Families could pay HK$74 a month to dump waste, says consultation paper
Consultation considers fees to cut waste and encourage recycling as city drowns in garbage
A family of three could face a waste-disposal charge of HK$30 to HK$74 a month under proposals put forward for public consultation yesterday.
The Council for Sustainable Development launched the four-month exercise to tackle a mounting rubbish crisis and shrinking landfills.
The consultation asks the public at what level charges should be set to encourage people to cut waste and recycle.
It comes after lawmakers blocked a plan to extend three landfills and the government faces challenges building a HK$15 billion incinerator.
A consultation has found most people support a charge.
The proposed charges are based on the 50 cents per kg used in Taipei. Households might be offered a waiver if they cut their waste below a certain benchmark.
Various charging models are proposed. One is to make households buy pre-paid rubbish bags that would be disposed of at a designated place and time.
Another model is to collect fees from buildings by weight or volume.
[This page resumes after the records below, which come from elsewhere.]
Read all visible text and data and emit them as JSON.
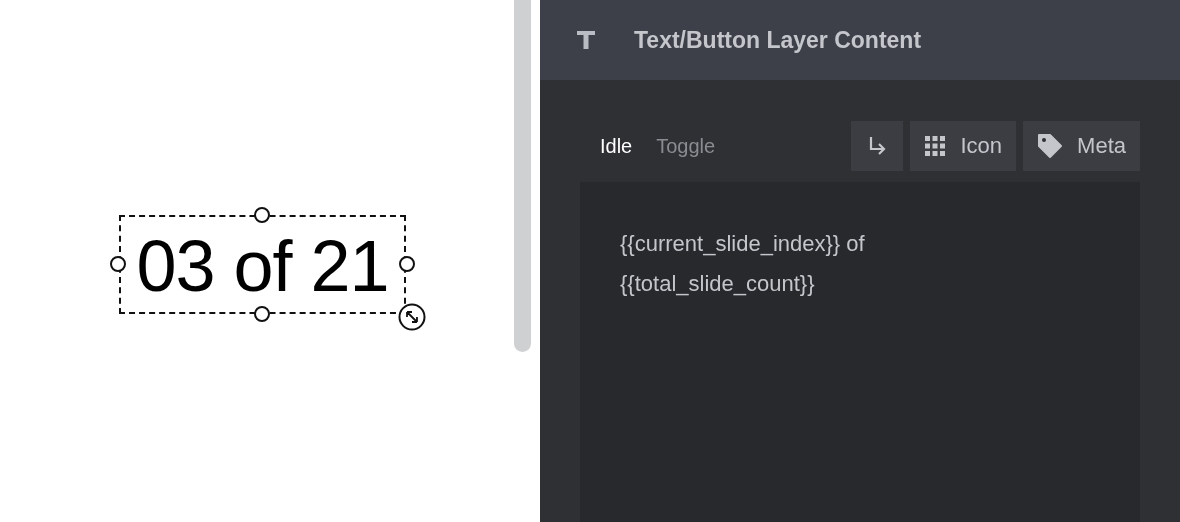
{
  "canvas": {
    "layer_text": "03 of 21",
    "selected": true
  },
  "panel": {
    "title": "Text/Button Layer Content",
    "tabs": [
      {
        "label": "Idle",
        "selected": true
      },
      {
        "label": "Toggle",
        "selected": false
      }
    ],
    "tools": [
      {
        "kind": "linebreak"
      },
      {
        "kind": "grid",
        "label": "Icon"
      },
      {
        "kind": "tag",
        "label": "Meta"
      }
    ],
    "content_lines": [
      "{{current_slide_index}} of",
      "{{total_slide_count}}"
    ]
  }
}
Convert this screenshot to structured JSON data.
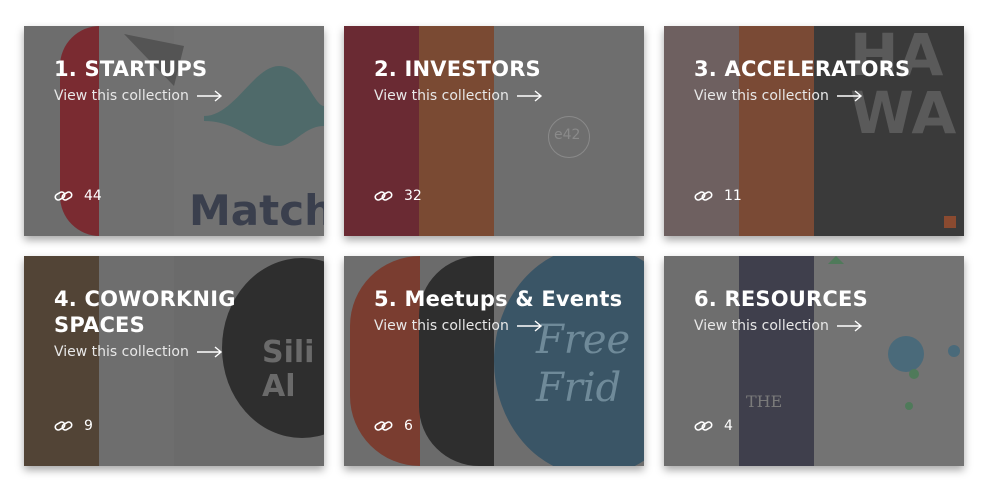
{
  "cards": [
    {
      "title": "1. STARTUPS",
      "link": "View this collection",
      "count": "44",
      "deco_text": "Match"
    },
    {
      "title": "2. INVESTORS",
      "link": "View this collection",
      "count": "32",
      "deco_text": "e42"
    },
    {
      "title": "3. ACCELERATORS",
      "link": "View this collection",
      "count": "11",
      "deco_text": "HA WA"
    },
    {
      "title": "4. COWORKNIG SPACES",
      "link": "View this collection",
      "count": "9",
      "deco_text": "Sili Al"
    },
    {
      "title": "5. Meetups & Events",
      "link": "View this collection",
      "count": "6",
      "deco_text": "Free Frid"
    },
    {
      "title": "6. RESOURCES",
      "link": "View this collection",
      "count": "4",
      "deco_text": "THE"
    }
  ],
  "icons": {
    "count": "link-icon",
    "arrow": "arrow-right-icon"
  },
  "colors": {
    "card_overlay": "#6b6b6b",
    "text": "#ffffff"
  }
}
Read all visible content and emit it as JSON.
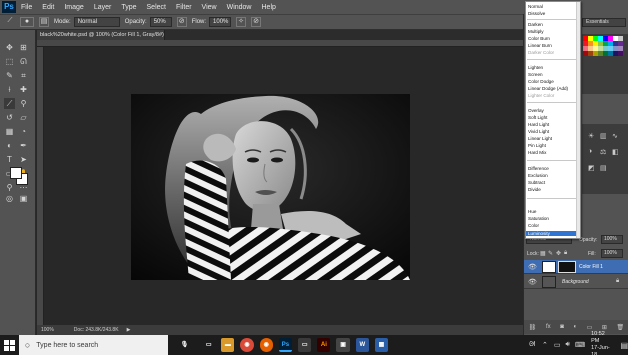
{
  "app": {
    "logo": "Ps"
  },
  "menu": [
    "File",
    "Edit",
    "Image",
    "Layer",
    "Type",
    "Select",
    "Filter",
    "View",
    "Window",
    "Help"
  ],
  "options": {
    "mode_label": "Mode:",
    "mode_value": "Normal",
    "opacity_label": "Opacity:",
    "opacity_value": "50%",
    "flow_label": "Flow:",
    "flow_value": "100%"
  },
  "document_tab": "black%20white.psd @ 100% (Color Fill 1, Gray/8#) ×",
  "status": {
    "zoom": "100%",
    "doc": "Doc: 243.8K/243.8K"
  },
  "blend_modes": {
    "group1": [
      "Normal",
      "Dissolve"
    ],
    "group2": [
      "Darken",
      "Multiply",
      "Color Burn",
      "Linear Burn",
      "Darker Color"
    ],
    "group3": [
      "Lighten",
      "Screen",
      "Color Dodge",
      "Linear Dodge (Add)",
      "Lighter Color"
    ],
    "group4": [
      "Overlay",
      "Soft Light",
      "Hard Light",
      "Vivid Light",
      "Linear Light",
      "Pin Light",
      "Hard Mix"
    ],
    "group5": [
      "Difference",
      "Exclusion",
      "Subtract",
      "Divide"
    ],
    "group6": [
      "Hue",
      "Saturation",
      "Color",
      "Luminosity"
    ]
  },
  "top_right": {
    "workspace": "Essentials"
  },
  "layers_panel": {
    "blend_value": "Normal",
    "opacity_label": "Opacity:",
    "opacity_value": "100%",
    "lock_label": "Lock:",
    "fill_label": "Fill:",
    "fill_value": "100%",
    "layers": [
      "Color Fill 1",
      "Background"
    ]
  },
  "taskbar": {
    "search_placeholder": "Type here to search",
    "time": "10:52 PM",
    "date": "17-Jun-18"
  },
  "colors": {
    "accent": "#31a8ff",
    "selection": "#3e6db3",
    "highlight": "#2f74d0"
  }
}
Property management firms would collect the waste and hand the money to the government. The fee would be shared by occupants.
For buildings that lack management, people might be required to dump waste in pre-paid bags or weigh and pay for waste at refuse collection points.
Professor Nora Tam Fung-yee, the council's waste charging support group convenor, said Hong Kong could not copy cities like Taipei or Seoul.
"We need to find a model that suits the Hong Kong way and characteristics," she said. No single model would satisfy everyone and she expected people might opt for different models to suit their needs.
Council chairman Bernard Chan said: "How much do we have to charge? I don't know. Our primary aim is to change people's behaviour and we don't have a pre-set stance."
He hoped the details would be ready by the end of next year as environment chief Wong Kam-sing has vowed to introduce charging by 2016.
Chan said the city's waste had grown 80 per cent in three decades, while the population had increased just 36 per cent.